Research Paper Volume 10, Issue 6 pp 1306—1323
Loss of NAMPT in aging retinal pigment epithelium reduces NAD+ availability and promotes cellular senescence
- 1 Department of Biochemistry and Molecular Biology, Medical College of Georgia at Augusta University, Augusta, GA 30912, USA
- 2 Education Innovation Institute, Medical College of Georgia at Augusta University, Augusta, GA 30912, USA
- 3 James and Jean Culver Vision Discovery Institute, Medical College of Georgia at Augusta University, Augusta, GA 30912, USA
- 4 Department of Ophthalmology, Medical College of Georgia at Augusta University, Augusta, GA 30912, USA
- 5 Georgia Cancer Center, Medical College of Georgia at Augusta University, Augusta, GA 30912, USA
received: April 16, 2018 ; accepted: June 4, 2018 ; published: June 12, 2018 ;https://doi.org/10.18632/aging.101469
How to Cite
Copyright: Jadeja et al. This is an open‐access article distributed under the terms of the Creative Commons Attribution License (CC BY 3.0), which permits unrestricted use, distribution, and reproduction in any medium, provided the original author and source are credited.

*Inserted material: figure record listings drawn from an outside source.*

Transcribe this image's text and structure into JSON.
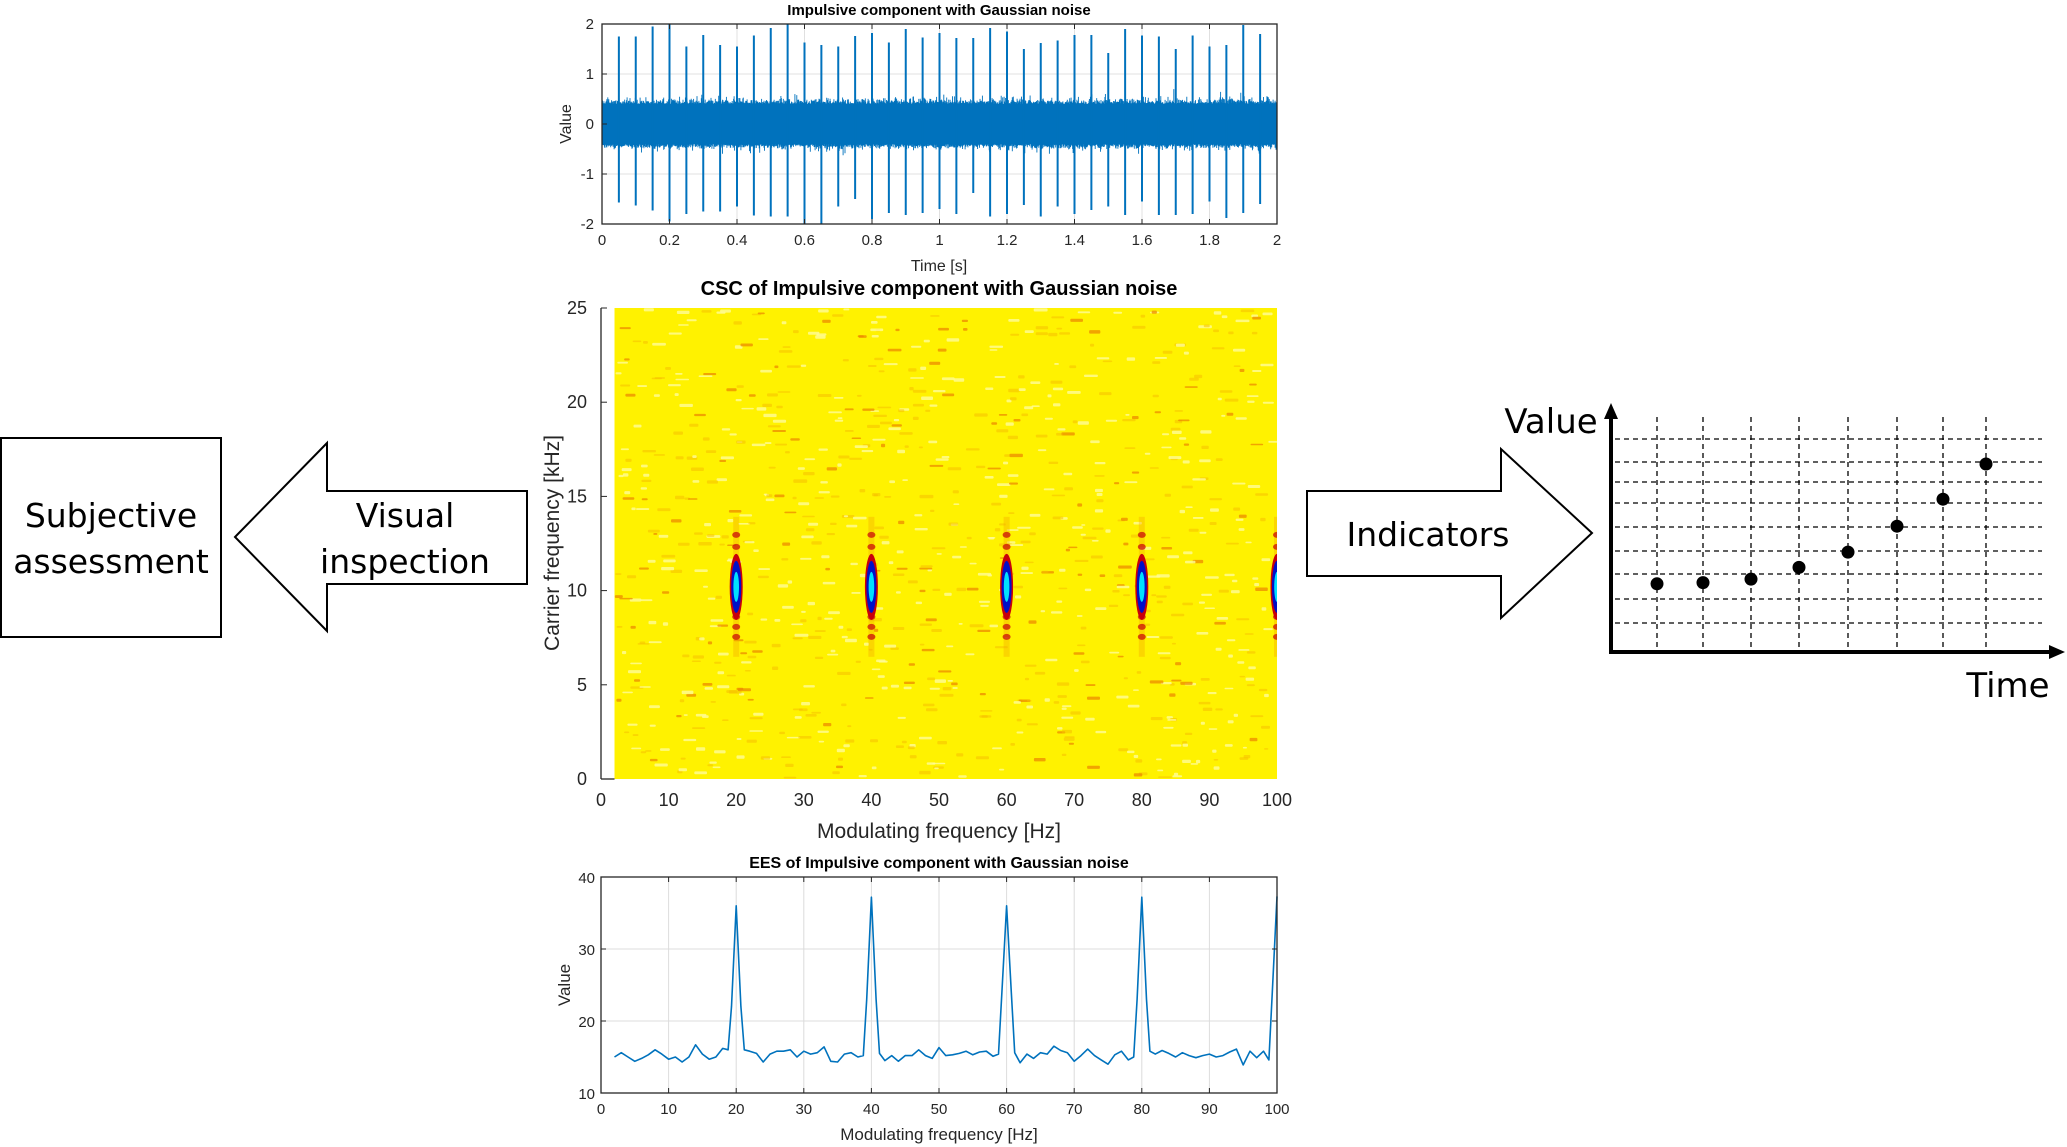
{
  "flow": {
    "left_box_label": [
      "Subjective",
      "assessment"
    ],
    "left_arrow_label": [
      "Visual",
      "inspection"
    ],
    "right_arrow_label": "Indicators",
    "trend_chart": {
      "y_label": "Value",
      "x_label": "Time",
      "points": [
        1.2,
        1.25,
        1.4,
        1.9,
        2.55,
        3.65,
        4.8,
        6.3
      ],
      "grid_rows": 9,
      "grid_cols": 8
    }
  },
  "colors": {
    "signal_blue": "#0072bd",
    "heat_yellow": "#fff200",
    "heat_orange": "#f7a800",
    "heat_red": "#c8000a",
    "heat_blue": "#0010c8",
    "heat_cyan": "#00e0ff",
    "diagram_stroke": "#000000"
  },
  "chart_data": [
    {
      "id": "time_signal",
      "type": "line",
      "title": "Impulsive component with Gaussian noise",
      "xlabel": "Time [s]",
      "ylabel": "Value",
      "xlim": [
        0,
        2
      ],
      "ylim": [
        -2,
        2
      ],
      "xticks": [
        "0",
        "0.2",
        "0.4",
        "0.6",
        "0.8",
        "1",
        "1.2",
        "1.4",
        "1.6",
        "1.8",
        "2"
      ],
      "yticks": [
        "-2",
        "-1",
        "0",
        "1",
        "2"
      ],
      "grid": true,
      "noise_band": [
        -0.4,
        0.4
      ],
      "impulse_period_s": 0.05,
      "impulse_times": [
        0.05,
        0.1,
        0.15,
        0.2,
        0.25,
        0.3,
        0.35,
        0.4,
        0.45,
        0.5,
        0.55,
        0.6,
        0.65,
        0.7,
        0.75,
        0.8,
        0.85,
        0.9,
        0.95,
        1.0,
        1.05,
        1.1,
        1.15,
        1.2,
        1.25,
        1.3,
        1.35,
        1.4,
        1.45,
        1.5,
        1.55,
        1.6,
        1.65,
        1.7,
        1.75,
        1.8,
        1.85,
        1.9,
        1.95
      ],
      "impulse_max": [
        1.75,
        1.75,
        1.95,
        2.0,
        1.55,
        1.78,
        1.58,
        1.55,
        1.77,
        1.92,
        2.05,
        1.63,
        1.58,
        1.55,
        1.76,
        1.82,
        1.63,
        1.9,
        1.73,
        1.82,
        1.72,
        1.72,
        1.92,
        1.85,
        1.5,
        1.62,
        1.67,
        1.78,
        1.78,
        1.42,
        1.9,
        1.77,
        1.75,
        1.5,
        1.77,
        1.55,
        1.58,
        1.98,
        1.8
      ],
      "impulse_min": [
        -1.57,
        -1.63,
        -1.73,
        -1.95,
        -1.8,
        -1.75,
        -1.75,
        -1.65,
        -1.83,
        -1.85,
        -1.85,
        -2.0,
        -2.0,
        -1.65,
        -1.5,
        -1.9,
        -1.78,
        -1.82,
        -1.78,
        -1.7,
        -1.8,
        -1.38,
        -1.85,
        -1.8,
        -1.62,
        -1.85,
        -1.65,
        -1.8,
        -1.72,
        -1.65,
        -1.82,
        -1.55,
        -1.82,
        -1.82,
        -1.8,
        -1.55,
        -1.88,
        -1.78,
        -1.6
      ]
    },
    {
      "id": "csc",
      "type": "heatmap",
      "title": "CSC of Impulsive component with Gaussian noise",
      "xlabel": "Modulating frequency [Hz]",
      "ylabel": "Carrier frequency [kHz]",
      "xlim": [
        0,
        100
      ],
      "ylim": [
        0,
        25
      ],
      "x_data_start": 2,
      "xticks": [
        "0",
        "10",
        "20",
        "30",
        "40",
        "50",
        "60",
        "70",
        "80",
        "90",
        "100"
      ],
      "yticks": [
        "0",
        "5",
        "10",
        "15",
        "20",
        "25"
      ],
      "hotspots": [
        {
          "mod_freq_hz": 20,
          "carrier_khz": 10.2
        },
        {
          "mod_freq_hz": 40,
          "carrier_khz": 10.2
        },
        {
          "mod_freq_hz": 60,
          "carrier_khz": 10.2
        },
        {
          "mod_freq_hz": 80,
          "carrier_khz": 10.2
        },
        {
          "mod_freq_hz": 100,
          "carrier_khz": 10.2
        }
      ],
      "colormap": "jet-reversed (yellow background, red/blue/cyan peaks)"
    },
    {
      "id": "ees",
      "type": "line",
      "title": "EES of Impulsive component with Gaussian noise",
      "xlabel": "Modulating frequency [Hz]",
      "ylabel": "Value",
      "xlim": [
        0,
        100
      ],
      "ylim": [
        10,
        40
      ],
      "xticks": [
        "0",
        "10",
        "20",
        "30",
        "40",
        "50",
        "60",
        "70",
        "80",
        "90",
        "100"
      ],
      "yticks": [
        "10",
        "20",
        "30",
        "40"
      ],
      "grid": true,
      "series": [
        {
          "name": "EES",
          "x": [
            2,
            3,
            4,
            5,
            6,
            7,
            8,
            9,
            10,
            11,
            12,
            13,
            14,
            15,
            16,
            17,
            18,
            18.8,
            19.3,
            20,
            20.7,
            21.2,
            22,
            23,
            24,
            25,
            26,
            27,
            28,
            29,
            30,
            31,
            32,
            33,
            34,
            35,
            36,
            37,
            38,
            38.8,
            39.3,
            40,
            40.7,
            41.2,
            42,
            43,
            44,
            45,
            46,
            47,
            48,
            49,
            50,
            51,
            52,
            53,
            54,
            55,
            56,
            57,
            58,
            58.8,
            59.3,
            60,
            60.7,
            61.2,
            62,
            63,
            64,
            65,
            66,
            67,
            68,
            69,
            70,
            71,
            72,
            73,
            74,
            75,
            76,
            77,
            78,
            78.8,
            79.3,
            80,
            80.7,
            81.2,
            82,
            83,
            84,
            85,
            86,
            87,
            88,
            89,
            90,
            91,
            92,
            93,
            94,
            95,
            96,
            97,
            98,
            98.8,
            99.3,
            100
          ],
          "y": [
            15.0,
            15.6,
            15.0,
            14.4,
            14.8,
            15.3,
            16.0,
            15.4,
            14.7,
            15.0,
            14.3,
            15.0,
            16.7,
            15.4,
            14.7,
            15.0,
            16.2,
            16.0,
            22.0,
            36.0,
            22.0,
            16.0,
            15.8,
            15.5,
            14.3,
            15.4,
            15.8,
            15.8,
            16.0,
            15.0,
            15.8,
            15.4,
            15.6,
            16.4,
            14.4,
            14.3,
            15.4,
            15.6,
            15.0,
            15.2,
            23.0,
            37.2,
            23.0,
            15.5,
            14.5,
            15.2,
            14.4,
            15.2,
            15.2,
            16.0,
            15.2,
            14.8,
            16.3,
            15.2,
            15.3,
            15.5,
            15.8,
            15.3,
            15.7,
            15.8,
            15.1,
            15.4,
            24.0,
            36.0,
            24.0,
            15.6,
            14.2,
            15.4,
            14.8,
            15.6,
            15.4,
            16.5,
            15.9,
            15.6,
            14.4,
            15.2,
            16.1,
            15.2,
            14.6,
            14.0,
            15.3,
            15.8,
            14.6,
            15.0,
            23.0,
            37.2,
            23.0,
            15.8,
            15.4,
            15.9,
            15.5,
            15.0,
            15.6,
            15.2,
            14.9,
            15.2,
            15.4,
            15.0,
            15.2,
            15.7,
            16.1,
            13.9,
            15.8,
            14.9,
            15.8,
            14.6,
            24.0,
            37.3
          ]
        }
      ]
    }
  ]
}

Retinal pigment epithelium (RPE) performs numerous functions critical to retinal health and visual function. RPE senescence is a hallmark of aging and degenerative retinal disease development. Here, we evaluated the temporal expression of key nicotinamide adenine dinucleotide (NAD+)-biosynthetic genes and associated levels of NAD+, a principal regulator of energy metabolism and cellular fate, in mouse RPE. NAD+ levels declined with age and correlated directly with decreased nicotinamide phosphoribosyltransferase (NAMPT) expression, increased expression of senescence markers (p16INK4a, p21Waf/Cip1, ApoJ, CTGF and β-galactosidase) and significant reductions in SIRT1 expression and activity. We simulated in vitro the age-dependent decline in NAD+ and the related increase in RPE senescence in human (ARPE-19) and mouse primary RPE using the NAMPT inhibitor FK866 and demonstrated the positive impact of NAD+-enhancing therapies on RPE cell viability. This, we confirmed in vivo in the RPE of mice injected sub-retinally with FK866 in the presence or absence of nicotinamide mononucleotide. Our data confirm the importance of NAD+ to RPE cell biology normally and in aging and demonstrate the potential utility of therapies targeting NAMPT and NAD+ biosynthesis to prevent or alleviate consequences of RPE senescence in aging and/or degenerative retinal diseases in which RPE dysfunction is a crucial element.